Things looking up, up north for former E-W golfer

In his younger years, Ricky McDonald was a promising baseball player. Good enough to make his Little League All-Star team at age 11.

But that same summer he went with a friend to hit golf balls at a nearby driving range, “and the next day I quit the All-Star team,” recalled McDonald, a 2009 graduate of Edmonds-Woodway High School. “And I haven’t played baseball since.”

From that moment, golf was his game. He kept playing and improving through high school, reaching the state tournament three times in four years and twice qualifying for the United States Amateur as a teenager.

He turned pro about four years ago, beginning what is often a long, difficult, frustrating and sometimes heartbreaking journey to reach the PGA Tour. He started out playing smaller tours, first on the West Coast and then on the East Coast, and this year he qualified for the PGA Tour Canada.

After missing the cut and then finishing back in the pack at his first two tournaments, he broke through in a big way at his third, placing second at the June 19-22 Syncrude Boreal Open in Fort McMurray, Alberta. His four-round score of 17-under-par 271 earned him $16,200.

“I started out slow with a (first-round) 72, but in the second round I had a 64,” said the 23-year-old McDonald, speaking by telephone from his home in Pawleys Island, S.C. “I kind of gained confidence with that round. It was a pretty flawless round of golf and it carried over (to the rest of the tournament).”

Throughout the week, he said, “it wasn’t that I did anything spectacular. I just played solid and played my game.”

Many golf pros, and certainly most on the PGA Tour, prepared themselves for the pro game by playing in elite college programs. McDonald spent a year at Cal State East Bay in Hayward, Calif., where he was a redshirt member of the golf team, “but I don’t think I was mature enough at that time in my life to be really focused on school,” he said, explaining why he dropped out after one year to turn pro.

“Playing college golf and getting the experience of traveling and playing can be absolutely priceless. But I also think it depends on the person. Everybody’s different, and the way I did it has worked for me.”

“He thought the path to go was the college route because that’s kind of the traditional way,” said his mother Cindy Sjoblom of Edmonds. “But I could see my son was losing his confidence in school. How do you make somebody be a student when his heart really isn’t in it? I know my son and I thought, ‘This isn’t going to work.’”

By turning pro at 20, McDonald became one of the youngest players in every tournament. “Nobody knew who I was,” he said. “So when I did well it was like, ‘Who is this guy?’ … Not having all the eyes on me at that point in my career actually helped because there was no pressure on me. I was just some 20-year-old guy trying to play golf.”

He is an average pro off the tee, averaging about 285 yards with his driver. But whatever he gives up to the big hitters in distance, he makes up for with accuracy. “I’ve always been a pretty good ball striker,” he said. “I very rarely make mistakes. I don’t hit the ball too wayward.”

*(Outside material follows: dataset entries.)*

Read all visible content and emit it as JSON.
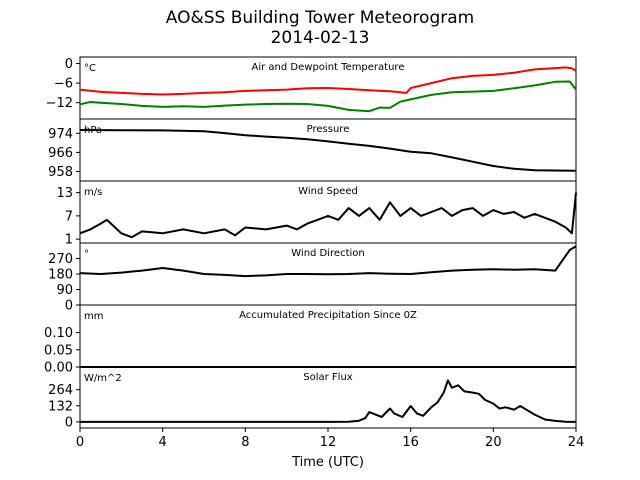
{
  "title": "AO&SS Building Tower Meteorogram",
  "subtitle": "2014-02-13",
  "xlabel": "Time (UTC)",
  "x_ticks": [
    "0",
    "4",
    "8",
    "12",
    "16",
    "20",
    "24"
  ],
  "chart_data": [
    {
      "type": "line",
      "title": "Air and Dewpoint Temperature",
      "unit": "°C",
      "ylim": [
        -17,
        2
      ],
      "yticks": [
        "0",
        "−6",
        "−12"
      ],
      "ytick_values": [
        0,
        -6,
        -12
      ],
      "series": [
        {
          "color": "#ff0000",
          "x": [
            0,
            1,
            2,
            3,
            4,
            5,
            6,
            7,
            8,
            9,
            10,
            11,
            12,
            13,
            14,
            15,
            15.5,
            15.8,
            16,
            17,
            18,
            19,
            20,
            21,
            22,
            23,
            23.5,
            23.8,
            24
          ],
          "values": [
            -8,
            -8.7,
            -9,
            -9.3,
            -9.5,
            -9.3,
            -9,
            -8.8,
            -8.4,
            -8.2,
            -8,
            -7.6,
            -7.5,
            -7.8,
            -8.2,
            -8.5,
            -8.8,
            -9,
            -7.5,
            -6,
            -4.5,
            -3.8,
            -3.5,
            -2.8,
            -1.8,
            -1.4,
            -1.2,
            -1.5,
            -2.2
          ]
        },
        {
          "color": "#008000",
          "x": [
            0,
            0.5,
            1,
            2,
            3,
            4,
            5,
            6,
            7,
            8,
            9,
            10,
            11,
            12,
            13,
            14,
            14.5,
            15,
            15.5,
            16,
            17,
            18,
            19,
            20,
            21,
            22,
            23,
            23.7,
            24
          ],
          "values": [
            -12.5,
            -11.8,
            -12,
            -12.4,
            -13,
            -13.3,
            -13.1,
            -13.3,
            -12.9,
            -12.6,
            -12.4,
            -12.3,
            -12.4,
            -13,
            -14.2,
            -14.6,
            -13.5,
            -13.6,
            -11.7,
            -11,
            -9.6,
            -8.8,
            -8.6,
            -8.4,
            -7.6,
            -6.7,
            -5.6,
            -5.5,
            -8
          ]
        }
      ]
    },
    {
      "type": "line",
      "title": "Pressure",
      "unit": "hPa",
      "ylim": [
        954,
        980
      ],
      "yticks": [
        "974",
        "966",
        "958"
      ],
      "ytick_values": [
        974,
        966,
        958
      ],
      "series": [
        {
          "color": "#000000",
          "x": [
            0,
            2,
            4,
            6,
            7,
            8,
            9,
            10,
            11,
            12,
            13,
            14,
            15,
            16,
            17,
            18,
            19,
            20,
            21,
            22,
            23,
            24
          ],
          "values": [
            975.4,
            975.3,
            975.2,
            974.9,
            974.1,
            973.2,
            972.6,
            972.1,
            971.5,
            970.6,
            969.6,
            968.7,
            967.6,
            966.3,
            965.6,
            963.9,
            962.1,
            960.3,
            959.1,
            958.5,
            958.4,
            958.3
          ]
        }
      ]
    },
    {
      "type": "line",
      "title": "Wind Speed",
      "unit": "m/s",
      "ylim": [
        0,
        16
      ],
      "yticks": [
        "13",
        "7",
        "1"
      ],
      "ytick_values": [
        13,
        7,
        1
      ],
      "series": [
        {
          "color": "#000000",
          "x": [
            0,
            0.5,
            1,
            1.3,
            1.7,
            2,
            2.5,
            3,
            4,
            5,
            6,
            7,
            7.5,
            8,
            9,
            10,
            10.5,
            11,
            11.5,
            12,
            12.5,
            13,
            13.5,
            14,
            14.5,
            15,
            15.5,
            16,
            16.5,
            17,
            17.5,
            18,
            18.5,
            19,
            19.5,
            20,
            20.5,
            21,
            21.5,
            22,
            22.5,
            23,
            23.5,
            23.8,
            24
          ],
          "values": [
            2.5,
            3.5,
            5,
            6,
            4,
            2.5,
            1.5,
            3,
            2.5,
            3.5,
            2.5,
            3.5,
            2,
            4,
            3.5,
            4.5,
            3.5,
            5,
            6,
            7,
            6,
            9,
            7,
            9,
            6,
            10.5,
            7,
            9,
            7,
            8,
            9,
            7,
            8.5,
            9,
            7,
            8.5,
            7.5,
            8,
            6.5,
            7.5,
            6.5,
            5.5,
            4,
            2.5,
            13
          ]
        }
      ]
    },
    {
      "type": "line",
      "title": "Wind Direction",
      "unit": "°",
      "ylim": [
        0,
        360
      ],
      "yticks": [
        "270",
        "180",
        "90",
        "0"
      ],
      "ytick_values": [
        270,
        180,
        90,
        0
      ],
      "series": [
        {
          "color": "#000000",
          "x": [
            0,
            1,
            2,
            3,
            4,
            5,
            6,
            7,
            8,
            9,
            10,
            11,
            12,
            13,
            14,
            15,
            16,
            17,
            18,
            19,
            20,
            21,
            22,
            23,
            23.7,
            24
          ],
          "values": [
            185,
            180,
            188,
            200,
            215,
            200,
            180,
            175,
            168,
            172,
            180,
            180,
            178,
            180,
            185,
            182,
            180,
            190,
            200,
            205,
            208,
            205,
            208,
            200,
            320,
            340
          ]
        }
      ]
    },
    {
      "type": "line",
      "title": "Accumulated Precipitation Since 0Z",
      "unit": "mm",
      "ylim": [
        0,
        0.18
      ],
      "yticks": [
        "0.10",
        "0.05",
        "0.00"
      ],
      "ytick_values": [
        0.1,
        0.05,
        0.0
      ],
      "series": [
        {
          "color": "#000000",
          "x": [
            0,
            24
          ],
          "values": [
            0,
            0
          ]
        }
      ]
    },
    {
      "type": "line",
      "title": "Solar Flux",
      "unit": "W/m^2",
      "ylim": [
        -50,
        450
      ],
      "yticks": [
        "264",
        "132",
        "0"
      ],
      "ytick_values": [
        264,
        132,
        0
      ],
      "series": [
        {
          "color": "#000000",
          "x": [
            0,
            6,
            12,
            13,
            13.5,
            13.8,
            14,
            14.3,
            14.6,
            15,
            15.2,
            15.6,
            16,
            16.3,
            16.6,
            17,
            17.3,
            17.6,
            17.8,
            18,
            18.3,
            18.6,
            19,
            19.3,
            19.6,
            20,
            20.3,
            20.6,
            21,
            21.3,
            21.6,
            22,
            22.5,
            23,
            23.5,
            24
          ],
          "values": [
            0,
            0,
            0,
            2,
            10,
            30,
            80,
            60,
            40,
            110,
            70,
            40,
            130,
            70,
            50,
            120,
            160,
            240,
            340,
            280,
            300,
            250,
            240,
            230,
            180,
            150,
            110,
            120,
            100,
            130,
            100,
            60,
            20,
            8,
            2,
            0
          ]
        }
      ]
    }
  ]
}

And the best part of his game, he added, “is my wedges. I’m really good from about 120 (yards) and in.”

Likewise, he is confident with his putter, “which is something I’ve put a lot of time in on this year. I’ve worked on (putting) speed and lines and reading the greens. It’s something I’ve really worked hard to get better at,” he said.

Also significant, he moved to South Carolina two years ago to be around great golfers and great golf courses. He lives about 30 miles south of Myrtle Beach, which he calls “the golf capital of the world. … There are a lot of places to play out here, so I’m kind of using this as my hub for golf.”

McDonald has some major goals in mind in the remaining months of this season. If he finishes among the tour money leaders he could get exempt status in Canada again next year. But he would also have a good chance to play next season in the United States on the Web.com Tour, which is the primary path to the PGA Tour.

More immediate, the top three money winners on the PGA Tour Canada through the third week of July qualify for the RBC Canadian Open, a regular stop on the 2014 PGA Tour. That tournament is July 24-27 at the Royal Montreal Golf Club.

Having the chance to compete against PGA Tour players in a few weeks “would be absolutely huge,” McDonald said. “To be able to play with all the guys I’ve looked up to over the years and all the guys I’ve followed week in and week out, that would be such an experience for me.

“It would definitely be the biggest tournament of my life,” he said.